The report suggests that the risk of insolvency among some OMCs is partly due to the difficult process for debt collection, inconsistencies in providing for bad debts in annual accounts and a lack of understanding of the obligations associated with purchasing a unit in a MUD.

High levels of service charge arrears mean that management companies are unable to function properly and a 'downward spiral' results. The managing agent is forced to reduce services, which sometimes sees compliant owners refusing to pay, which worsens the problem. At worst, the agent may resign due to non-payment of fees, accounts are not filed and the company risks being struck off.

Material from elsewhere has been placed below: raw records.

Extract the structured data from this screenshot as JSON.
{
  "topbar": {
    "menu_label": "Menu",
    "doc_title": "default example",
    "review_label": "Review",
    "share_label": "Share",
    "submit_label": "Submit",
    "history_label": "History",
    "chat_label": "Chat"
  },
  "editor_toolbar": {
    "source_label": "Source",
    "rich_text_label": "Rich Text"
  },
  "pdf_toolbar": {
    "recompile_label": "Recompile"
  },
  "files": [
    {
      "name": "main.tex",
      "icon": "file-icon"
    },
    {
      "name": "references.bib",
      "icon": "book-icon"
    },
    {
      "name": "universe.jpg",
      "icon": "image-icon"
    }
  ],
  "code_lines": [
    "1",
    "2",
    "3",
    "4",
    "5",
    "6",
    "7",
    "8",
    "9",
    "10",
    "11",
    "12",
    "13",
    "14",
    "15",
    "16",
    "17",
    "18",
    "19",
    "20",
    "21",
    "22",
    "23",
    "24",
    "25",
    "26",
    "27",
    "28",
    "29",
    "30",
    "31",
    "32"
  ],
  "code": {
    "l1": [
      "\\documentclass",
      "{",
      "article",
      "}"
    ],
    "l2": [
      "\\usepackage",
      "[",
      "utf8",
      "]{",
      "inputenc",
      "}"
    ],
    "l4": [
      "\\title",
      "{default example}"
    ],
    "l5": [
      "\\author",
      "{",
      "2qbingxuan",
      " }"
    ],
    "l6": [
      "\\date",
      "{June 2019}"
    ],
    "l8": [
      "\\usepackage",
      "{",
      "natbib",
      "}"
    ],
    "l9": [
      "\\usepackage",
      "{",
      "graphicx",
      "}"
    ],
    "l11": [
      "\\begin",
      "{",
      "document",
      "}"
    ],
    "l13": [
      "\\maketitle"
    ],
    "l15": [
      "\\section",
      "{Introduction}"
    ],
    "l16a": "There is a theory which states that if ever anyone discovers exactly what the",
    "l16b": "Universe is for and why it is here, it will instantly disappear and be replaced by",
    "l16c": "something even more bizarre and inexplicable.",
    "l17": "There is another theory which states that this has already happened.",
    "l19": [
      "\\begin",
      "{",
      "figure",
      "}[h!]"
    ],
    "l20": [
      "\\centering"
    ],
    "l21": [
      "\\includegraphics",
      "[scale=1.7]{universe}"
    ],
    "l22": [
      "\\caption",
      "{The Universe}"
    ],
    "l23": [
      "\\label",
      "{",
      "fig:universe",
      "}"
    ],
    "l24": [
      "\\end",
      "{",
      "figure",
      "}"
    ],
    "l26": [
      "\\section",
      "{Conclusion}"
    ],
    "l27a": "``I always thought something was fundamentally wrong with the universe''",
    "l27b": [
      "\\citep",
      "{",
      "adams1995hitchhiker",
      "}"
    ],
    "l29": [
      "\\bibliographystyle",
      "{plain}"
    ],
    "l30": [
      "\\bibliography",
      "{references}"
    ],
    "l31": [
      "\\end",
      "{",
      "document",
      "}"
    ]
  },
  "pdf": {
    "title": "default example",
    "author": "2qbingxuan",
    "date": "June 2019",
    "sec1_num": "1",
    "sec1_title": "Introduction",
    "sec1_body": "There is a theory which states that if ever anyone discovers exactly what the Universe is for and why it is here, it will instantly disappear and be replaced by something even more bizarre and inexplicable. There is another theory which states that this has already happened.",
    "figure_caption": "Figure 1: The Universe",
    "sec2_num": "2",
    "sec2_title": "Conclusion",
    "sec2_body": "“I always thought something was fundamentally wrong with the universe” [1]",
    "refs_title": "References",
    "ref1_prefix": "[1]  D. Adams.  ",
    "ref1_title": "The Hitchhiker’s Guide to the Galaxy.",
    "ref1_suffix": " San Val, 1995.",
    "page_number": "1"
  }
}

There was general agreement among respondents that most bad debt on schemes is caused by the same small number of owners, who refuse to pay over a number of years. The slow legal process doesn't help and as one agent commented, "judgements don't turn into cash". Service charge arrears are also subject to the Statute of Limitations (six years) and OMCs are sometimes forced to attach judgements to properties, in the hope of being paid when the property is eventually sold.

Other interesting points I noted are that owners of houses are less likely to pay their service charge than apartment owners and only 68pc of owners of houses said that they were aware that they would be liable to pay a service charge. There's a message for agents and solicitors there.

The report indicates that 20pc to 30pc of property owners are not paying their service charges and are in arrears.

Adele Murray told me that the key to better service charge collection is transparency around charges, good communication and encouraging owners to develop a sense of community.